Маня проворно спустилась с кровати и босыми ногами прошлёпала на кухню. Ульяна ещё нежилась в постели, раздумывая – вставать , не вставать, а подруга уже вовсю , как у себя дома, хозяйничала и гремела посудой.
- Ну, где ты там? Долго мне тебя ждать?
--Да иду, иду. Покоя от тебя нет. Вот, хоть тапки надень, да кофту накинь, озябнешь, ведь..
-- Ты что будешь? Винчик, самогоночку  --весело распоряжалась Маня, натягивая на себя тёплую вязаную кофту, предложенную Ульяной.
-- Налей винца, знаешь, как я пью...
--Знаю, знаю. Вот тебе, Уленька, винчик, а я себе чего покрепче.
Подруги выпили и принялись закусывать. Маня налила по второй, выпили и оп второй. Маня снова наполнила пустые рюмки.
--Ты мне, Маня , больше не наливай, попросила Ульяна подругу, сама знаешь, как пью. С меня хватит, а то всю ночь придётся мучиться...
--Ну, ты подруга, как знаешь, а я так напьюсь...сегодня...вдрызг...
Маня выпила и заговорила снова.
-- Знаешь, Уля, так всего на душе накопилась, хоть вешайся...
--Было бы из-за кого вешаться—перебила  подругу Ульяна, -- да   брось ты его. Сколько той жизни осталось, поживи хоть для себя. А знаешь, что ? Переходи ко мне. Пусть поживёт один, может поумнеет.
--Как же, бросишь? А дети?
--Так твои дети давно повырастали, сами скоро     родителями будут...

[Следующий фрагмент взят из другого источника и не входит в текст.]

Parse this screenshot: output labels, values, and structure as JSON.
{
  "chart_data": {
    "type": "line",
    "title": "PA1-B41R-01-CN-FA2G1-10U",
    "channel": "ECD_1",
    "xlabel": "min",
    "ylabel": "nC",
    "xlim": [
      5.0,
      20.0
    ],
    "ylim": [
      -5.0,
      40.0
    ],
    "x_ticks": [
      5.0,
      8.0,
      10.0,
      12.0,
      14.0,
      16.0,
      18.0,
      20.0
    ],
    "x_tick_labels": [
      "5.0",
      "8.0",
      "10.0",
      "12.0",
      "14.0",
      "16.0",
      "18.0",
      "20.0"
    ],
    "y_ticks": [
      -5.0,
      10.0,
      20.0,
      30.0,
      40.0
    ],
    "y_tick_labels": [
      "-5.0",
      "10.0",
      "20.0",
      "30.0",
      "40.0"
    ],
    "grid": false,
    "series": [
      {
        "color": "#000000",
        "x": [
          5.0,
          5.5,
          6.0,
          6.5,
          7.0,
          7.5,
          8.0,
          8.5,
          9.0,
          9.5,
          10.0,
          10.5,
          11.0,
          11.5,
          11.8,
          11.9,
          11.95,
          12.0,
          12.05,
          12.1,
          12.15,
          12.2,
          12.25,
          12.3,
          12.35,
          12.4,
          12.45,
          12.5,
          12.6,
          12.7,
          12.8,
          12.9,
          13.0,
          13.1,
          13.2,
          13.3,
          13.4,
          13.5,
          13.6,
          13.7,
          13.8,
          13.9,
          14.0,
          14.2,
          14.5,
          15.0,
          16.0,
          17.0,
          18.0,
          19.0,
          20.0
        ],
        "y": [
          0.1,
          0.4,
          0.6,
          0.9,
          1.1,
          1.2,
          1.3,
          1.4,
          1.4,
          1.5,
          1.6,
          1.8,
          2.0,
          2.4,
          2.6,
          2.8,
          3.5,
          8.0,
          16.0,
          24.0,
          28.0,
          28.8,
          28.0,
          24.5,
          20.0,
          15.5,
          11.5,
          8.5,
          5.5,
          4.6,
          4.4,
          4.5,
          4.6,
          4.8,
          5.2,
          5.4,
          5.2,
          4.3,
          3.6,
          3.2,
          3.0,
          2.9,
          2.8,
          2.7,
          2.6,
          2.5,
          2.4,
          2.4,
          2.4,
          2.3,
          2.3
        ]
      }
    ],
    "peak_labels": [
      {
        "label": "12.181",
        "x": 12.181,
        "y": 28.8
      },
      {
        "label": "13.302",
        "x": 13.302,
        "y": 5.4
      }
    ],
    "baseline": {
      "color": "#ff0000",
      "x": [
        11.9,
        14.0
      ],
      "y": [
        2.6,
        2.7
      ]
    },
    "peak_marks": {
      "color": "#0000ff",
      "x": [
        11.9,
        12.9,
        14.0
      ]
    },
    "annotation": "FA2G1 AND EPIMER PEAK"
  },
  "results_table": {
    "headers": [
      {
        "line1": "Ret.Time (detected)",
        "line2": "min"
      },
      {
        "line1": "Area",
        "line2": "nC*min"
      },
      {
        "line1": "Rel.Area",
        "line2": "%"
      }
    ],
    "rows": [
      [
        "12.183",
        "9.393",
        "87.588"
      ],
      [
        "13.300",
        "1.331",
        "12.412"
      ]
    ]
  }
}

--Вот , вот, - поспешно перебила Маня Ульяну,-- вот....Я им говорю, что батьку брошу, так они мне—Что это придумала ? Людей  смешить на старости лет? Внуки  будут, а дед с бабкой расходятся! Нечего дурью маяться!– продолжала хорошо захмелевшая Маня. – Раньше надо было думать, что уж теперь...—она выпила и посмотрела на подругу печальными, тоскующими глазами.
Крупные слёзы покатились из  глаз. Она торопливо стирала их ладонью, а они всё текли и текли по щекам. И вместе со слезами вытекала боль скопившаяся в душе. Глядя на подругу, на её слёзы, заплакала и Ульяна. Она оплакивала свою неудавшуюся жизнь, своего не родившегося ребёнка, и свою последнюю любовь – Фёдора. Снова одиночество... Теперь
4
уже Ульяна сама наполнила рюмки.
--Давай, Маруся, выпьем за нас, за дружбу. Мы ведь , как сёстры, с детства... Давай выпьем, а потом и споём. Что это мы с тобой тут разнюнились? Оно нам надо?
Женщины чокнулись и выпили.
--Что петь-то будем?—спросила Маня, утирая  катившиеся по щекам слёзы.
-- А что хошь.  Вот хоть «Малиновый звон». Уж очень я люблю эту песню.
Маня помолчала переводя дыхание, немного успокоилась после недавних слёз и запела чистым, глубоким, проникновенным голосом.
Сквозь полудрёму и сон
Слышу малиновый звон.
Это рассвета гонцы.
В травах звенят бубенцы.
Это средь русских равнин
Вспыхнули гроздья рябин.
Это в родимой глуши
Что-то коснулось души.
В этом месте голос Мани дрогнул, как если бы она снова собиралась заплакать, но справилась с собой и, переведя дыхание, продолжала песню чистым, проникающим до самых глубин души, голосом. Ульяна, подпершись рукою, вначале слушала подругу, а потом  и сама стала подпевать . Они пели долго и от души. Глаза вновь туманились слезами. Было жаль себя, прошедшей молодости и прошедшей любви.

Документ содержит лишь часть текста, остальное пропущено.